La corrupción, dijo el presidente del Tribunal Supremo, Carlos Lesmes, en su discurso de apertura afecta “a muy diversos responsables públicos e instituciones”. Lesmes defendió“la rabiosa independencia de nuestros jueces” frente a las críticas de la politización de la justicia, al tiempo que se refirió a la carga de trabajo “difícilmente digerible” para algunos jueces.
En España hay una media de 12 jueces por cada 100 mil habitantes.

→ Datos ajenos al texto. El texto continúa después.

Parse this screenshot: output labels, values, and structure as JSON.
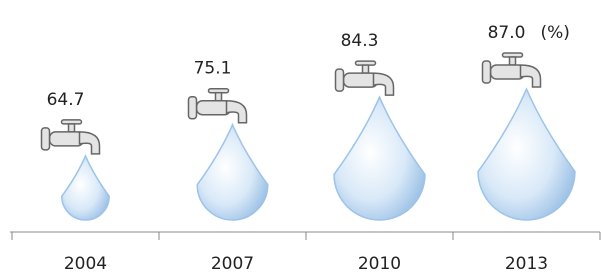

Según Lesmes, no basta la acción de la justicia para luchar contra la corrupción, que es la segunda causa de preocupación de los españoles.
En cuanto a la prevención, España todavía no ha trasladado a su derecho interno las nuevas directivas europeas en la adjudicación de los contratos públicos para prevenir sobornos.

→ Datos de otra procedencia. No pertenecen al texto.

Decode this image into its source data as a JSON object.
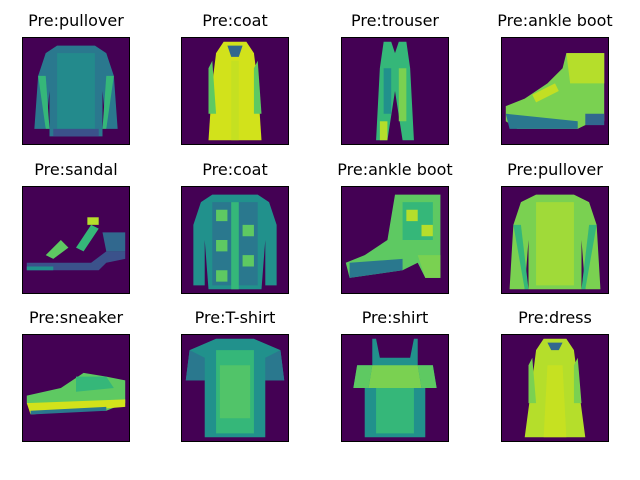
{
  "figure": {
    "colormap": "viridis",
    "background_color": "#440154",
    "panels": [
      {
        "title": "Pre:pullover",
        "item": "pullover",
        "icon": "pullover-image"
      },
      {
        "title": "Pre:coat",
        "item": "coat",
        "icon": "coat-image"
      },
      {
        "title": "Pre:trouser",
        "item": "trouser",
        "icon": "trouser-image"
      },
      {
        "title": "Pre:ankle boot",
        "item": "ankle-boot",
        "icon": "ankle-boot-image"
      },
      {
        "title": "Pre:sandal",
        "item": "sandal",
        "icon": "sandal-image"
      },
      {
        "title": "Pre:coat",
        "item": "coat-jacket",
        "icon": "coat-image"
      },
      {
        "title": "Pre:ankle boot",
        "item": "ankle-boot-2",
        "icon": "ankle-boot-image"
      },
      {
        "title": "Pre:pullover",
        "item": "pullover-2",
        "icon": "pullover-image"
      },
      {
        "title": "Pre:sneaker",
        "item": "sneaker",
        "icon": "sneaker-image"
      },
      {
        "title": "Pre:T-shirt",
        "item": "tshirt",
        "icon": "tshirt-image"
      },
      {
        "title": "Pre:shirt",
        "item": "shirt",
        "icon": "shirt-image"
      },
      {
        "title": "Pre:dress",
        "item": "dress",
        "icon": "dress-image"
      }
    ]
  }
}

La fiscal general del Estado, Consuelo Madrigal, afirmó por su parte que la corrupción es un fenómeno que “condiciona la investigación y el enjuiciamiento”, porque no se produce solo en la administración, sino que alcanza al sector financiero.

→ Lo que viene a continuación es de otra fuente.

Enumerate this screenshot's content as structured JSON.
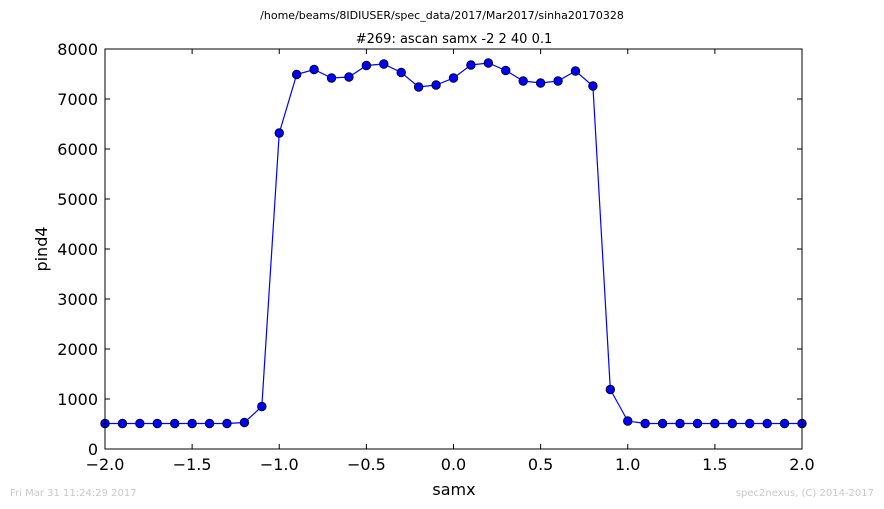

El nuevo curso judicial arranca con dos de los juicios más esperados de los últimos años en España, el primero el caso Gurtel, de financiación ilegal del Partido Popular (PP) del presidente en funciones, Mariano Rajoy.
Por parte socialista se sentarán en el banquillo los expresidentes regionales de Andalucía Manuel Chaves y José Antonio Griñán por un delito de prevaricación administrativa al permitir durante una década los actos de corrupción en Andalucía.
Además se espera que este año se conozca la sentencia del caso Noos, que podría llevar a la cárcel a Iñaki Urdangarín, esposo de la hermana de Felipe VI, la infanta Cristina, acusado de delitos de corrupción.
La corrupción es uno de los problemas que propiciaron el bloqueo político actual en España, dado por la fragmentación parlamentaria causada por el surgimiento de nuevos partidos. Ayer, Rajoy propuso a los socialistas negociar en varios ámbitos fundamentales para salir de una parálisis política de ocho meses .
Tras el fracaso de Rajoy ante el Parlamento, el líder socialista Pedro Sánchez inició ayer una ronda de contactos, dejando claro que no busca liderar un Ejecutivo alternativo.